By Simon Miller

The key story in 2011 was the sovereign debt crisis in the eurozone and this is set to continue into this year as countries face raising billions of euros worth of debt in a market that is suspicious about whether the debt can be met.

RBC Capital Markets analysts estimate that €230 billion (£190 billion) of
European government bond supply had to be raised in the first quarter of 2012 alone and the reaction of the markets so far has been one of caution.

On 4 January, Germany sold €4.1 billion of 10-year government bonds and attracted bids of €5.3 billion with a yield of 1.93 per cent.

Although it was an improvement on November’s auction, where over a third of Binds went unsold in an auction of €6 billion of 10-year debt, the bids exceeding 1.3 of supply was a relatively low take up which could possibly reflect a fear of retraction in the eurozone hitting Germany.

The same reluctance was seen in France where nearly €4 billion of debt was sold at an average yield of 3.29 per cent. Although it was seen as a relative success, the bids exceeding supply plummeted from 3.05 to 1.64.

However, according to Ranvir Singh, CEO of market analysts RANsquawk, the take-up in France could reflect a divergence between the eurozone’s big two Germany and France.

He commented: “For the cameras at least, the Merkozy [Angela Merkel and Nicolas Sarkozy] double act makes much of fiscal discipline and solidarity across the Rhine. Demand for Germany’s bunds remains as solid as ever. The question marks raised after a technically uncovered bund auction in November appear to have gone.”

He added: “But French yields are rising as markets continue to fret about the Paris government’s ability to pay its debts. An auction of 10-year bonds on [5 January] offered an average yield of 3.29per cent, up from the 3.18 per cent offered at a similar sale in December.

"A long way from the punishing borrowing costs paid by Spain and Italy, but arguably a step closer to a credit rating downgrade.”

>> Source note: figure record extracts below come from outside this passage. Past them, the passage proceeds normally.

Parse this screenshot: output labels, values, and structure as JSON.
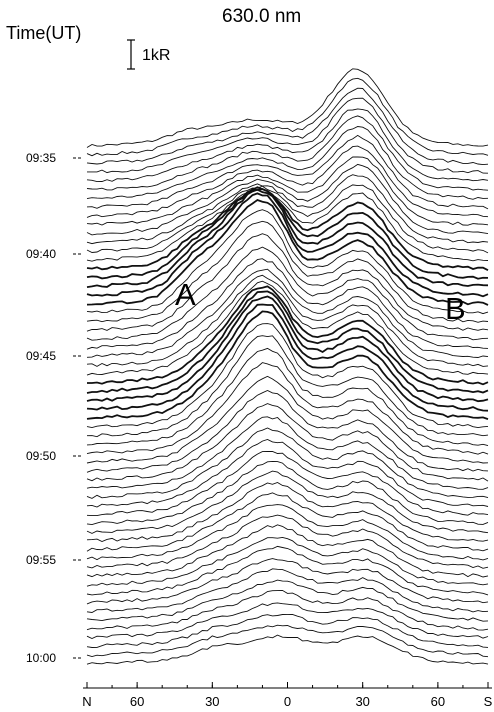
{
  "chart_data": {
    "type": "line",
    "title": "630.0 nm",
    "ylabel": "Time(UT)",
    "scale_label": "1kR",
    "time_ticks": [
      "09:35",
      "09:40",
      "09:45",
      "09:50",
      "09:55",
      "10:00"
    ],
    "x_ticks": [
      "N",
      "60",
      "30",
      "0",
      "30",
      "60",
      "S"
    ],
    "x_tick_values": [
      80,
      60,
      30,
      0,
      -30,
      -60,
      -80
    ],
    "xlim": [
      80,
      -80
    ],
    "annotations": [
      "A",
      "B"
    ],
    "profile_count": 60
  }
}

The concerns of the debt markets reflect the growing sense that the
eurozone will be heading into an unavoidable recession.

According to John Chatfeild-Roberts, chief investment officer at Jupiter Asset Management, 2012 will see Europe’s crisis rumbling on and that while predicting the final outcome was very difficult, “further financial blood-letting” would be required before the global economy could heal.

In a briefing note, Chatfeild-Roberts added: “European politicians have treated this as a crisis of liquidity – a temporary shortage of cash – rather than one of solvency, where countries’ finances are unsustainable. As a consequence, the woes of the single currency zone could take a heavy toll on world growth. If there is a recession on the continent, the UK will not be immune from the knock-on effects.”

In his weekly briefing, chief investment officer at EMEA Merrill Lynch Wealth Management Bill O’Neill noted: “A persistent failure to address the
systematic issue in the eurozone debt crisis – the risk of default - means Europe will see a contraction in activity this year. We clearly need to see the European Central Banks’s aggressive approach in its latest refinancing operation (which allocated €589 billion) being built upon through confidence in budget programmes put forward by the Spanish and Italian governments, as well as the fiscal compact being drafted by March.”

Carmignac Gestion investment committee member Didier St Georges warned that the seriousness of the European crisis could be analysed as the combination of two incompatible circumstances: public debt at unsustainable levels, and a banking sector that is so under-capitalised that it could not recognise the full extent of this hole in its balance sheets.

He said that the debt issue was getting worse. Pointing to Portugal he said the country faced a 4.2 per cent of GDP in debt interest, a 1.5 per cent deficit and a shrinking economy. As a result it faced 2012 7.7 per cent away from a balanced budget which would enable it to start paying off its debt.

“In varying degrees, most European countries are in this position, which will therefore worsen with the economic downturn,” commented St Georges.